Everyone knows at least one person who is extremely extroverted. Someone who is completely comfortable in every social situation. They feed of off peoples’ social energy. I call them energy vampires, but more positively, an extroverted superhero.
How do they do it?
For as long as I can remember, I had been an introvert. I had been severely bullied in elementary school. I had a two ‘friends’ through it all. Really, they weren’t friends, but just people in similar circumstances.
All through high school, this trend prevailed resulting in a lack-luster high school experience. While the bullying receded, the lack of confidence and self-esteem grew inside me. I had distant memories of happiness and confidence slowing slipping through my fingers.
I felt like I was not good enough, not for anyone else and not even for myself. I couldn’t form new relationships and I couldn’t maintain old ones. I started to internalize this behaviour.
It was definitely a dark time. Thoughts always zoomed passed my head. Maybe it was hormones talking, but I was anxious and depressed. Would suicide solve anything? What if I faked my own death and started over?

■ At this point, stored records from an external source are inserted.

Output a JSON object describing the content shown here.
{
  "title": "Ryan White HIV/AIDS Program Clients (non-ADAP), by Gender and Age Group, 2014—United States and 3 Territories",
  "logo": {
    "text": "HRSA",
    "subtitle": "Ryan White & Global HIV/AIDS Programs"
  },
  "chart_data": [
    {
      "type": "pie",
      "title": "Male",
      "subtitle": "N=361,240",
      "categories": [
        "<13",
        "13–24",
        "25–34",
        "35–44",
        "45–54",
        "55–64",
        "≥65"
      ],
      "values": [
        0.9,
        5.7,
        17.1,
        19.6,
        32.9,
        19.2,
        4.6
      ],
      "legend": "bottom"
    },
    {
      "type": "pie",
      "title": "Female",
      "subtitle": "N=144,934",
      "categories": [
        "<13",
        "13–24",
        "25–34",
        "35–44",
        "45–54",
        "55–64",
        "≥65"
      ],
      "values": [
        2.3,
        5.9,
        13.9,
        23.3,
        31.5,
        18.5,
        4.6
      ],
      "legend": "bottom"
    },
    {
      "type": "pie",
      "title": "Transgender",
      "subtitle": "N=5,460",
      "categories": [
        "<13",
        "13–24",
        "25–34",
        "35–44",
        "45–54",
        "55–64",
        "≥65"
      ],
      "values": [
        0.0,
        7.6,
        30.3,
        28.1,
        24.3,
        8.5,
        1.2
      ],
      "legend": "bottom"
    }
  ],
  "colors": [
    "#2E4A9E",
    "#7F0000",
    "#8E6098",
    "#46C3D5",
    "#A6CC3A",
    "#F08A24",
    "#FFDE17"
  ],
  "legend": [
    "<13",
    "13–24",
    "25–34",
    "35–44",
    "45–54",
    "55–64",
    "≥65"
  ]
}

But, gradually I changed. I never really thought about how or what prompted it, but I changed. Thinking back now, I know how it happened. Everything changed gradually after I met one person.
Taking Baby Steps
I noticed that he started smiling at people, random people, for no reason. There is a lot of power in a smile. It’s not very often, that people smile at others. I adopted the random smile. Even without actual social interactions, smiling eased me out of my comfort zone.
Smiling eventually made people approach me, which took out half the internal battle. Extremely anxious at first, the interactions got easier.

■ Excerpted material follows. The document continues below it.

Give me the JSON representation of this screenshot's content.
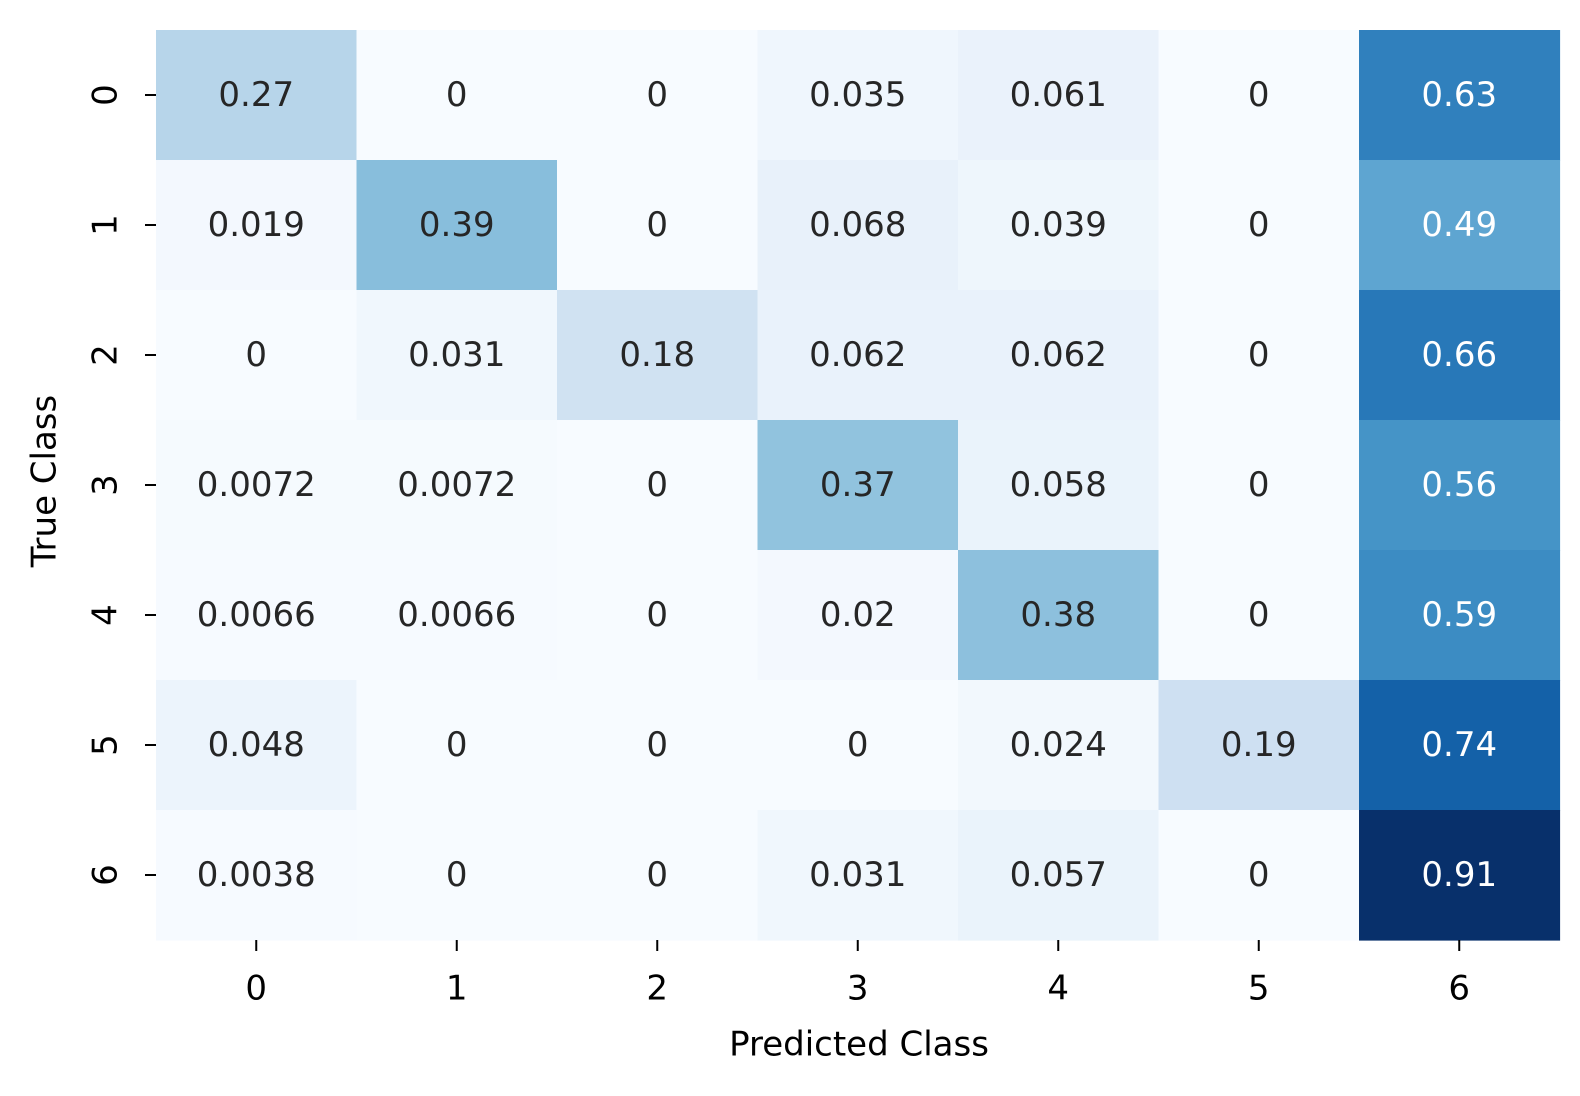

You have to learn to walk before you can run. You have to take small steps to get over this hurdle. Something as small and simple as a smile can have profound affects on you and the receiver. You will notice that they almost always smile back.
A contented feeling erupted in my body and I smiled more. The more people I smiled at, the more that feeling grew. Eventually smiling became a normal reaction.
The Gradual Talk
Eventually these smiles blossomed into brief, albeit terrifying, conversations. It was extremely nerve-racking. Everything that was not supposed to happen happened. My hands started to sweat; my heart was beating faster and faster, louder and louder, until I couldn’t even hear myself think.
But after each conversation, my body produced a euphoric rush. That feeling pushed me to talk to more people. I needed to feel that rush again. Thinking back, it was like a drug and I was addicted.
I found myself talking to someone new every single day. My body was craving that rush and pushed me to do it. The crippling fear was there, but I used it to my advantage.
Being an introvert is hard work. I always knew I wanted to be a extroverted superhero, but when every single fiber in your body is telling you not to do something, it’s hard to go against it. But I promise you, when you do, that feeling is incredible.
I went from being a complete introvert to a moderate extrovert. Unconsciously, I desired a change and then gradually changed. What would happen if someone consciously decided to change? I think you may become an extroverted superhero.
I would love to be an extroverted superhero one day. Talking to anyone, at anytime, about anything, is an underrated superpower. Plus, I think I could pull off a cape.
Approaching random people is still somewhat hard for me, but it gets easier and easier every single day.